Like many of the movie going public, I went to see the J.J. Abrams backed Cloverfield, which follows a small group of people via camcorder as they endure an attack on New York City by a Godzilla wannabe. The film cobbles together many influences, most notably The Blair Witch Project (1999) which also used a documentary POV style, but is more successful because it leaves much more to the imagination.

Cloverfield is an interesting experiment, and considering the record-setting box office, is one that paid off. My first reaction was that this looked like a no budget film made with real money (the $25 million must have gone for effects and military hardware), which taps into lapsing production expectations due to the YouTube phenomenon, as well as a tried-and-true genre element: the monster movie.

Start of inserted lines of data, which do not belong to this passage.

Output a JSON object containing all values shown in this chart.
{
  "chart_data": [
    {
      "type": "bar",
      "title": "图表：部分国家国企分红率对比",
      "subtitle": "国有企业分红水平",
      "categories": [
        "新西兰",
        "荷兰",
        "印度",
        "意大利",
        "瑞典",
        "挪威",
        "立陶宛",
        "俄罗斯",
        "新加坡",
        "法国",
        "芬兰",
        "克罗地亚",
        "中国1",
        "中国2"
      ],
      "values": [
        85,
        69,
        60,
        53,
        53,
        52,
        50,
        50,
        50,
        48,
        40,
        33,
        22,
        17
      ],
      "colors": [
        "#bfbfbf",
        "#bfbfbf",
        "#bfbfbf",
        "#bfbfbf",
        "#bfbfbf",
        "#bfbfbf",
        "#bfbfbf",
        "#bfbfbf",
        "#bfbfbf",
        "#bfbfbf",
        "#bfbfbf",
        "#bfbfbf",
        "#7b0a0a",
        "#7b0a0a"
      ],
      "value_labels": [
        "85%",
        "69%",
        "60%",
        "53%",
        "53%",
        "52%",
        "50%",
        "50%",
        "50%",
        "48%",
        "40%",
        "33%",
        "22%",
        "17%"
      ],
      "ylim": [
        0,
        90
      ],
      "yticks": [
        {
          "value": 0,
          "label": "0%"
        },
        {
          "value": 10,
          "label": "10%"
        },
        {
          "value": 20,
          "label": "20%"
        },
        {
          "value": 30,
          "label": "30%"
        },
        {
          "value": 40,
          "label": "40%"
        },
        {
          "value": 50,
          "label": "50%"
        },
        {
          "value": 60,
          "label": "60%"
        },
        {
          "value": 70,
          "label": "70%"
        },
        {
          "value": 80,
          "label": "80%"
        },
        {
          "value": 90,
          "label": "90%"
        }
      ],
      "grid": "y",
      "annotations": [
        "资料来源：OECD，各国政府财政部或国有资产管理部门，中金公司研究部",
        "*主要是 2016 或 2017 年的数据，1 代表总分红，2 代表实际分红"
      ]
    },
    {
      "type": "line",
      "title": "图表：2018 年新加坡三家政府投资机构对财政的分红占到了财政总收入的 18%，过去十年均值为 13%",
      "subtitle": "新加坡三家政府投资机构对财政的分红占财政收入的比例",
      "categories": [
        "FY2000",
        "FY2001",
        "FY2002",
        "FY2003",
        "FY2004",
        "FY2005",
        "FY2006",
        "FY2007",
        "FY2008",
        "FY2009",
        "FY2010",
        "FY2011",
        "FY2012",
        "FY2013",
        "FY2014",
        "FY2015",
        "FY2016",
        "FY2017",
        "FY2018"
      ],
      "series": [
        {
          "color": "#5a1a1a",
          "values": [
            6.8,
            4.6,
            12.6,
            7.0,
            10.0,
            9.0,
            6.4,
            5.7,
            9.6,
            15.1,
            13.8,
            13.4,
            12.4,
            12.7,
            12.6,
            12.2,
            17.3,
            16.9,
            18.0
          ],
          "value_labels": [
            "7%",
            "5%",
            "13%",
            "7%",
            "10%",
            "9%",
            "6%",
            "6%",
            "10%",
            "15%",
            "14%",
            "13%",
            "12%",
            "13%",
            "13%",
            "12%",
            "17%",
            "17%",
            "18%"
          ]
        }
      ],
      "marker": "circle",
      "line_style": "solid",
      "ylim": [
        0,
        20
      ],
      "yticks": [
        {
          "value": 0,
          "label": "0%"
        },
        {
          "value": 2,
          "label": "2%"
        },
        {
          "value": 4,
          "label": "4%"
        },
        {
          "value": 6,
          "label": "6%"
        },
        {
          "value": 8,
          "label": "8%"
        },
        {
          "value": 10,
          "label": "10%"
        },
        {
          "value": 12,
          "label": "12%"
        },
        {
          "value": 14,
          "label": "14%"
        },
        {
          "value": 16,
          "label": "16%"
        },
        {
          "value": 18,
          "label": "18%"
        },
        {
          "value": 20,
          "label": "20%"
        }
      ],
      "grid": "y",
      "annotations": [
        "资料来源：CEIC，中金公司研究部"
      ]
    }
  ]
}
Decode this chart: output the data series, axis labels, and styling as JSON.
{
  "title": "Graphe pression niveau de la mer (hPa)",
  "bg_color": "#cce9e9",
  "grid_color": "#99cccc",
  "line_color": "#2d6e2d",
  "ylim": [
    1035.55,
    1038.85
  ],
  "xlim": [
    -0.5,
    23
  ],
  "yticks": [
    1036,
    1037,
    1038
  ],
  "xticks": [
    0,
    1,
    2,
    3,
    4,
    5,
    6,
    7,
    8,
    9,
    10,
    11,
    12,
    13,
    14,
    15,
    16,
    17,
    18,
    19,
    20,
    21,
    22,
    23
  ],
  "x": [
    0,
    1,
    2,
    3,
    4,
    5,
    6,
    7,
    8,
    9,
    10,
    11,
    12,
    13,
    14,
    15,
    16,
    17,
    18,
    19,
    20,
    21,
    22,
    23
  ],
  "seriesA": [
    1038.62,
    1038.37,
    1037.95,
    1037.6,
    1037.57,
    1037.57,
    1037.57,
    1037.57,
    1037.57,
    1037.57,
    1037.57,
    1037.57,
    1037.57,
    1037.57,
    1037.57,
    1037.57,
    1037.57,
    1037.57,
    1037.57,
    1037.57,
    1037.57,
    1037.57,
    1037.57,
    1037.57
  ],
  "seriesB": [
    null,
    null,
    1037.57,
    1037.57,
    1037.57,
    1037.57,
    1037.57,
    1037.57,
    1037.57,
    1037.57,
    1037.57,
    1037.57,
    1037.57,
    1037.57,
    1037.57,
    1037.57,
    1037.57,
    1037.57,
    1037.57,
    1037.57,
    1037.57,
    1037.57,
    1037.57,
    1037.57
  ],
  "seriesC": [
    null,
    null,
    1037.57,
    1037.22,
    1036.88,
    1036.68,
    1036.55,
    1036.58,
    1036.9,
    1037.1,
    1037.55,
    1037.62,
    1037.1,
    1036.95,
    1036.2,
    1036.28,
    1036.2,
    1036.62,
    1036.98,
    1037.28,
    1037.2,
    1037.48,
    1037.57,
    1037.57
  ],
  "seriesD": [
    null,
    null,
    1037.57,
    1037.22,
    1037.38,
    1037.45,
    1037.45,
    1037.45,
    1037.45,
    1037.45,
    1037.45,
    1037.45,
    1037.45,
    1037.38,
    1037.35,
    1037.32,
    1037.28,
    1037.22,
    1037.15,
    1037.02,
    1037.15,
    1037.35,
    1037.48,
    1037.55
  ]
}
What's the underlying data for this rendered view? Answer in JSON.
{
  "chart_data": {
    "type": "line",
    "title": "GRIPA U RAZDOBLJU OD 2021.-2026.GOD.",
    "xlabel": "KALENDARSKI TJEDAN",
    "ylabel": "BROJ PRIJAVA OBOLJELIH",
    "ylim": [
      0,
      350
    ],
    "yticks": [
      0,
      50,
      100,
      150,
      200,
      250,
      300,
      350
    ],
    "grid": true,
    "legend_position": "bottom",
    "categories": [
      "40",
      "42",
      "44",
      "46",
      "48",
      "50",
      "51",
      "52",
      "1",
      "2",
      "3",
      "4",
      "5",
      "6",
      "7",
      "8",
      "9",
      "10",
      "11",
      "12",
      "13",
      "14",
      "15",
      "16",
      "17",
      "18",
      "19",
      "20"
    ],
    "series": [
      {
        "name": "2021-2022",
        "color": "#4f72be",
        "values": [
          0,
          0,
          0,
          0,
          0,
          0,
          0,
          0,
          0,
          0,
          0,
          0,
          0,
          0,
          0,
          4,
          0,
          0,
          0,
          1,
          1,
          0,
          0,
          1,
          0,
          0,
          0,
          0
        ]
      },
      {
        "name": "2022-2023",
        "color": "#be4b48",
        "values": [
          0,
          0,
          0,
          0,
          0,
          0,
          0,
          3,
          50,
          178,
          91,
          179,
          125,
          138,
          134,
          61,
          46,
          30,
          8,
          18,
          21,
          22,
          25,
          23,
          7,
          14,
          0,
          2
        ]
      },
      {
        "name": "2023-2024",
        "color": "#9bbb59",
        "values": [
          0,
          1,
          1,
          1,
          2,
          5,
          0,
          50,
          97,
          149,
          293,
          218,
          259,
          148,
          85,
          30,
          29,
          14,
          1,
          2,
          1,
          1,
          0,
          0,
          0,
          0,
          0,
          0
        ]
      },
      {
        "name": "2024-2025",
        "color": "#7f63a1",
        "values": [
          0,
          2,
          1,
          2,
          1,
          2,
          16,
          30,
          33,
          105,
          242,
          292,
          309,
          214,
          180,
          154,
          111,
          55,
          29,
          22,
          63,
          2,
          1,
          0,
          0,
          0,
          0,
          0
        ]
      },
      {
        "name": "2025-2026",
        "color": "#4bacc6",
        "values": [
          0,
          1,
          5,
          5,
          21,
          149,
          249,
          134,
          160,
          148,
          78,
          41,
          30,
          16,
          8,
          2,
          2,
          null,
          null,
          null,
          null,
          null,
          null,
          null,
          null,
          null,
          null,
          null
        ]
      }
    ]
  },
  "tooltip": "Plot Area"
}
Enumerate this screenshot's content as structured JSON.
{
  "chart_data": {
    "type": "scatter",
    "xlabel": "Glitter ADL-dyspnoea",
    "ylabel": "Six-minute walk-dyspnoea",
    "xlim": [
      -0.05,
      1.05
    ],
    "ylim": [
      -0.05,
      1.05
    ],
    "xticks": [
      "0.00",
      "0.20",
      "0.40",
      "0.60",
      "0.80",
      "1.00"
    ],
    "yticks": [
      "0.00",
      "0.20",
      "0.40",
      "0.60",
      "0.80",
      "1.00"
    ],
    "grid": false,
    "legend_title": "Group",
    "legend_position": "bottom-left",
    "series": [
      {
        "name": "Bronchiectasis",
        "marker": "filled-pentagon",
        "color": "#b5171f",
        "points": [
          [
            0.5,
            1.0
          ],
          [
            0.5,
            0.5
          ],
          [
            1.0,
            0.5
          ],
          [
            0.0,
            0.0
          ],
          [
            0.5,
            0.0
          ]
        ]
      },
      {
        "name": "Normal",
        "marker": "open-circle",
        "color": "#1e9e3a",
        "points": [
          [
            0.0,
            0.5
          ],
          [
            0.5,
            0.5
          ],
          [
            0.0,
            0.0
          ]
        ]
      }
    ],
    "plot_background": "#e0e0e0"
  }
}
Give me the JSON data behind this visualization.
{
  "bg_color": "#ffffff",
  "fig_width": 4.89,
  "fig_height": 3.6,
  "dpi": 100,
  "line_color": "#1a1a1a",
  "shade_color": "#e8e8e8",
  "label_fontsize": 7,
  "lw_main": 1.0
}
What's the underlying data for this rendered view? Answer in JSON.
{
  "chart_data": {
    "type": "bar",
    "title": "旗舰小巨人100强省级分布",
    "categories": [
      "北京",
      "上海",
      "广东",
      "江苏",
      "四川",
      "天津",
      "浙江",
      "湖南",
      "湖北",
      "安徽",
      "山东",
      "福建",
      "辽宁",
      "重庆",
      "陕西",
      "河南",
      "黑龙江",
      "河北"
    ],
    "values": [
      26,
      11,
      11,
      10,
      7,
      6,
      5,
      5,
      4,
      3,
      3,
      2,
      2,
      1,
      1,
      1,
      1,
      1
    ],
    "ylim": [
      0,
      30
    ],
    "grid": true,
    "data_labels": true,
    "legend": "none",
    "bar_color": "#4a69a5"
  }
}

While the movie is passable, I have to wonder what kind of influence on the younger up and comers a film like this possesses. I hate the shaky-cam "style" when used for an entire film, but it seems to be all the rage these days (see The Bourne Ultimatum), but Cloverfield goes one step further by completely losing control of it's camera, not only to demonstrate an everyman effect, but to obscure the monster(s) at critical times. I'm fine with that, but also have to wonder if younger kids will ignore classic technique for the quick and dirty. It's fine when it has a purpose, but seems to be par for the course for lazy filmmakers who can even bring themselves to use a tripod. As as result, what happens to things like lighting, audio, and acting?

To it's credit, Cloverfield does cheat quite a bit. It's pretty obvious that we're not looking through a real consumer camcorder. The images are too sharp and the sound too good (and in Dolby 5.1 no less!) for it to be the real thing. So before you grab your Flip camera and set out to make a feature, remember that while you can get away with a lot, there is no cheap alternate for character and story, something even Cloverfield only gets half right.